Her boss gave Kristina a gun. She filed for an order of protection. She didn’t go to work for three weeks. Finally, she had her day in court. 

“I pulled out all of this evidence [of abuse]—phone calls, threats he’d made, a Facebook post where he showed woman getting hit by a bus and saying, ‘This is going to be you.’” But the judge was hesitant to rule against James, Kristina says. “James was a former Marine and I had purple hair. That made me a horrible mother. I was under fire the minute I walked into that courtroom.”

Robin was willing to give Kristina evidence from her court case to use against James. “She met me in the middle of the night to bring me the box. She was so empathetic. I could tell that her heart was just broken.” She told Kristina that she’d wanted to warn her about James so badly, but that James had blocked her on all social media. 

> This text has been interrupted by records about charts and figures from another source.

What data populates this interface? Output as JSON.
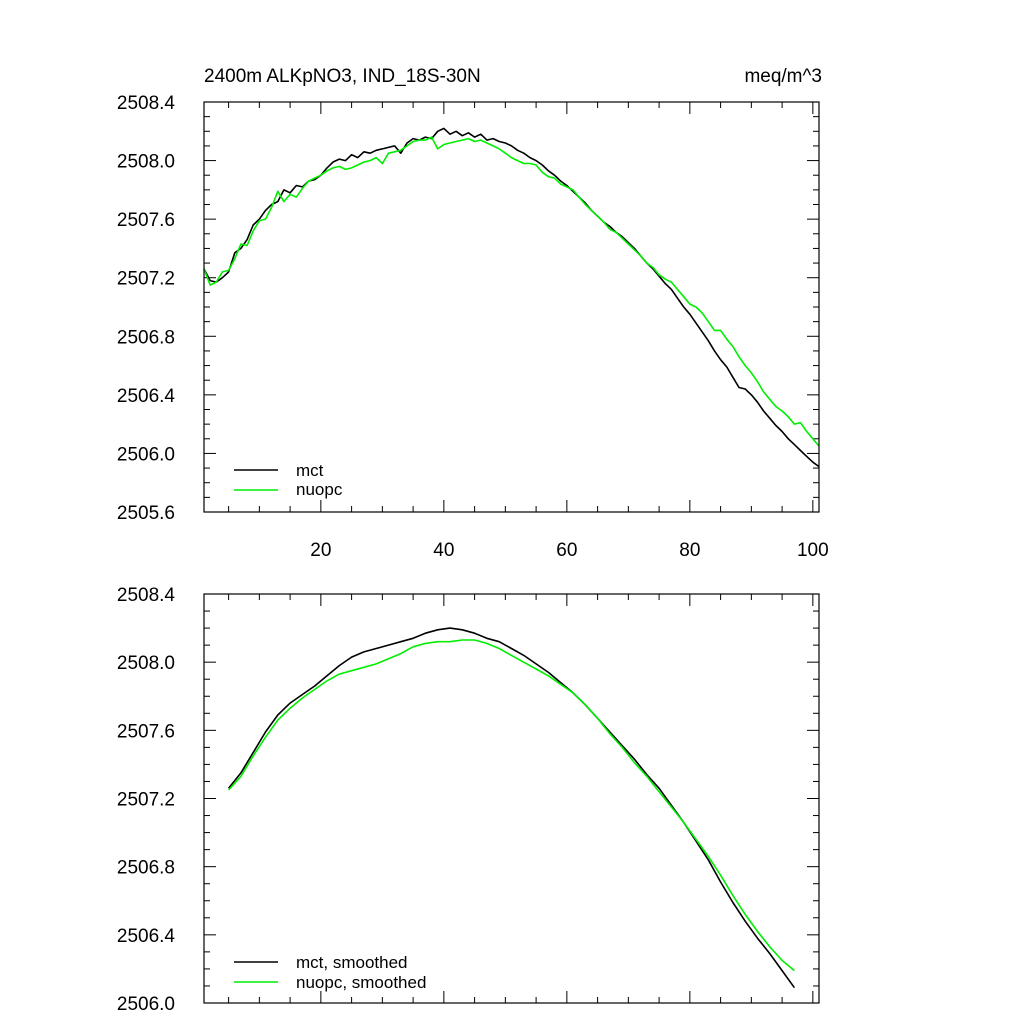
{
  "chart_data": [
    {
      "type": "line",
      "title_left": "2400m ALKpNO3, IND_18S-30N",
      "title_right": "meq/m^3",
      "xlim": [
        1,
        101
      ],
      "ylim": [
        2505.6,
        2508.4
      ],
      "yticks": [
        "2508.4",
        "2508.0",
        "2507.6",
        "2507.2",
        "2506.8",
        "2506.4",
        "2506.0",
        "2505.6"
      ],
      "xticks": [
        "20",
        "40",
        "60",
        "80",
        "100"
      ],
      "legend_position": "bottom-left",
      "series": [
        {
          "name": "mct",
          "color": "#000000",
          "x": [
            1,
            2,
            3,
            4,
            5,
            6,
            7,
            8,
            9,
            10,
            11,
            12,
            13,
            14,
            15,
            16,
            17,
            18,
            19,
            20,
            21,
            22,
            23,
            24,
            25,
            26,
            27,
            28,
            29,
            30,
            31,
            32,
            33,
            34,
            35,
            36,
            37,
            38,
            39,
            40,
            41,
            42,
            43,
            44,
            45,
            46,
            47,
            48,
            49,
            50,
            51,
            52,
            53,
            54,
            55,
            56,
            57,
            58,
            59,
            60,
            61,
            62,
            63,
            64,
            65,
            66,
            67,
            68,
            69,
            70,
            71,
            72,
            73,
            74,
            75,
            76,
            77,
            78,
            79,
            80,
            81,
            82,
            83,
            84,
            85,
            86,
            87,
            88,
            89,
            90,
            91,
            92,
            93,
            94,
            95,
            96,
            97,
            98,
            99,
            100,
            101
          ],
          "values": [
            2507.26,
            2507.18,
            2507.17,
            2507.2,
            2507.24,
            2507.37,
            2507.4,
            2507.46,
            2507.56,
            2507.6,
            2507.66,
            2507.7,
            2507.72,
            2507.8,
            2507.78,
            2507.83,
            2507.82,
            2507.86,
            2507.87,
            2507.9,
            2507.95,
            2507.99,
            2508.01,
            2508.0,
            2508.04,
            2508.02,
            2508.06,
            2508.05,
            2508.07,
            2508.08,
            2508.09,
            2508.1,
            2508.05,
            2508.12,
            2508.15,
            2508.14,
            2508.16,
            2508.15,
            2508.2,
            2508.22,
            2508.18,
            2508.2,
            2508.17,
            2508.19,
            2508.16,
            2508.18,
            2508.14,
            2508.15,
            2508.13,
            2508.12,
            2508.1,
            2508.07,
            2508.05,
            2508.02,
            2508.0,
            2507.97,
            2507.93,
            2507.9,
            2507.86,
            2507.83,
            2507.79,
            2507.75,
            2507.71,
            2507.66,
            2507.62,
            2507.58,
            2507.55,
            2507.51,
            2507.48,
            2507.44,
            2507.4,
            2507.35,
            2507.3,
            2507.26,
            2507.21,
            2507.16,
            2507.12,
            2507.06,
            2507.0,
            2506.95,
            2506.89,
            2506.83,
            2506.77,
            2506.7,
            2506.64,
            2506.59,
            2506.52,
            2506.45,
            2506.44,
            2506.4,
            2506.35,
            2506.29,
            2506.24,
            2506.19,
            2506.15,
            2506.1,
            2506.06,
            2506.02,
            2505.98,
            2505.94,
            2505.91
          ]
        },
        {
          "name": "nuopc",
          "color": "#00ee00",
          "x": [
            1,
            2,
            3,
            4,
            5,
            6,
            7,
            8,
            9,
            10,
            11,
            12,
            13,
            14,
            15,
            16,
            17,
            18,
            19,
            20,
            21,
            22,
            23,
            24,
            25,
            26,
            27,
            28,
            29,
            30,
            31,
            32,
            33,
            34,
            35,
            36,
            37,
            38,
            39,
            40,
            41,
            42,
            43,
            44,
            45,
            46,
            47,
            48,
            49,
            50,
            51,
            52,
            53,
            54,
            55,
            56,
            57,
            58,
            59,
            60,
            61,
            62,
            63,
            64,
            65,
            66,
            67,
            68,
            69,
            70,
            71,
            72,
            73,
            74,
            75,
            76,
            77,
            78,
            79,
            80,
            81,
            82,
            83,
            84,
            85,
            86,
            87,
            88,
            89,
            90,
            91,
            92,
            93,
            94,
            95,
            96,
            97,
            98,
            99,
            100,
            101
          ],
          "values": [
            2507.26,
            2507.15,
            2507.17,
            2507.24,
            2507.25,
            2507.33,
            2507.43,
            2507.42,
            2507.52,
            2507.59,
            2507.6,
            2507.68,
            2507.79,
            2507.72,
            2507.77,
            2507.75,
            2507.81,
            2507.86,
            2507.88,
            2507.9,
            2507.93,
            2507.95,
            2507.96,
            2507.94,
            2507.95,
            2507.97,
            2507.99,
            2508.0,
            2508.02,
            2507.98,
            2508.05,
            2508.06,
            2508.07,
            2508.1,
            2508.13,
            2508.14,
            2508.14,
            2508.16,
            2508.08,
            2508.11,
            2508.12,
            2508.13,
            2508.14,
            2508.15,
            2508.13,
            2508.14,
            2508.12,
            2508.1,
            2508.08,
            2508.05,
            2508.02,
            2508.0,
            2507.98,
            2507.98,
            2507.97,
            2507.92,
            2507.89,
            2507.88,
            2507.84,
            2507.82,
            2507.8,
            2507.75,
            2507.7,
            2507.66,
            2507.62,
            2507.58,
            2507.53,
            2507.51,
            2507.47,
            2507.43,
            2507.39,
            2507.35,
            2507.3,
            2507.27,
            2507.22,
            2507.19,
            2507.17,
            2507.12,
            2507.07,
            2507.02,
            2507.0,
            2506.96,
            2506.9,
            2506.84,
            2506.84,
            2506.78,
            2506.73,
            2506.66,
            2506.6,
            2506.55,
            2506.49,
            2506.42,
            2506.37,
            2506.32,
            2506.29,
            2506.25,
            2506.2,
            2506.21,
            2506.15,
            2506.1,
            2506.05
          ]
        }
      ]
    },
    {
      "type": "line",
      "xlim": [
        1,
        101
      ],
      "ylim": [
        2506.0,
        2508.4
      ],
      "yticks": [
        "2508.4",
        "2508.0",
        "2507.6",
        "2507.2",
        "2506.8",
        "2506.4",
        "2506.0"
      ],
      "legend_position": "bottom-left",
      "series": [
        {
          "name": "mct, smoothed",
          "color": "#000000",
          "x": [
            5,
            7,
            9,
            11,
            13,
            15,
            17,
            19,
            21,
            23,
            25,
            27,
            29,
            31,
            33,
            35,
            37,
            39,
            41,
            43,
            45,
            47,
            49,
            51,
            53,
            55,
            57,
            59,
            61,
            63,
            65,
            67,
            69,
            71,
            73,
            75,
            77,
            79,
            81,
            83,
            85,
            87,
            89,
            91,
            93,
            95,
            97
          ],
          "values": [
            2507.26,
            2507.35,
            2507.47,
            2507.59,
            2507.69,
            2507.76,
            2507.81,
            2507.86,
            2507.92,
            2507.98,
            2508.03,
            2508.06,
            2508.08,
            2508.1,
            2508.12,
            2508.14,
            2508.17,
            2508.19,
            2508.2,
            2508.19,
            2508.17,
            2508.14,
            2508.12,
            2508.08,
            2508.04,
            2507.99,
            2507.94,
            2507.88,
            2507.82,
            2507.75,
            2507.67,
            2507.59,
            2507.51,
            2507.43,
            2507.34,
            2507.26,
            2507.16,
            2507.06,
            2506.95,
            2506.84,
            2506.71,
            2506.59,
            2506.48,
            2506.38,
            2506.29,
            2506.19,
            2506.09
          ]
        },
        {
          "name": "nuopc, smoothed",
          "color": "#00ee00",
          "x": [
            5,
            7,
            9,
            11,
            13,
            15,
            17,
            19,
            21,
            23,
            25,
            27,
            29,
            31,
            33,
            35,
            37,
            39,
            41,
            43,
            45,
            47,
            49,
            51,
            53,
            55,
            57,
            59,
            61,
            63,
            65,
            67,
            69,
            71,
            73,
            75,
            77,
            79,
            81,
            83,
            85,
            87,
            89,
            91,
            93,
            95,
            97
          ],
          "values": [
            2507.25,
            2507.33,
            2507.45,
            2507.56,
            2507.66,
            2507.73,
            2507.79,
            2507.84,
            2507.89,
            2507.93,
            2507.95,
            2507.97,
            2507.99,
            2508.02,
            2508.05,
            2508.09,
            2508.11,
            2508.12,
            2508.12,
            2508.13,
            2508.13,
            2508.11,
            2508.08,
            2508.04,
            2508.0,
            2507.96,
            2507.92,
            2507.87,
            2507.82,
            2507.75,
            2507.67,
            2507.58,
            2507.5,
            2507.41,
            2507.33,
            2507.24,
            2507.15,
            2507.06,
            2506.96,
            2506.86,
            2506.75,
            2506.63,
            2506.52,
            2506.42,
            2506.33,
            2506.25,
            2506.19
          ]
        }
      ]
    }
  ]
}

Still, James was never charged with domestic violence. Two years of court hearings and custody battles ensued. The first year, James was granted supervised visitation with the twins, every other Sunday. The second year, Kristina ran out of money trying to fight for sole custody, even after taking a second mortgage out on her house. James wanted a jury trial, but it cost $50,000, which she didn’t have. 

“I had to give him everything he wanted. He gets them two weekends a month.”

She says she fell into a “very, very dark place” sending her kids to James the first year, in 2020. “I didn’t sleep, I didn’t eat, just cried.”

She started going to counseling at her local domestic violence shelter and doing EMDR therapy, which helped. Her night terrors dissipated. She’s still always worried, though, that he’ll hurt her children. 

“The girls idolize him. I’ve never spoken ill of him. I can hear the things that he’s groomed them to say. He has them ask me why we’re not together. That’s hard. I feel like they’ll see through that eventually.”

James still tries to tell Kristina he loves her and wants them to try again, even though she’s in a new relationship now. She commiserates with Robin and Lindsey, the only two who really know what she’s going through.

“Whenever James gets drunk, he sends all three of us the same email,” says Kristina with a laugh. “It just helps to know it’s coming in all directions. It helps me feel like I’m not crazy.”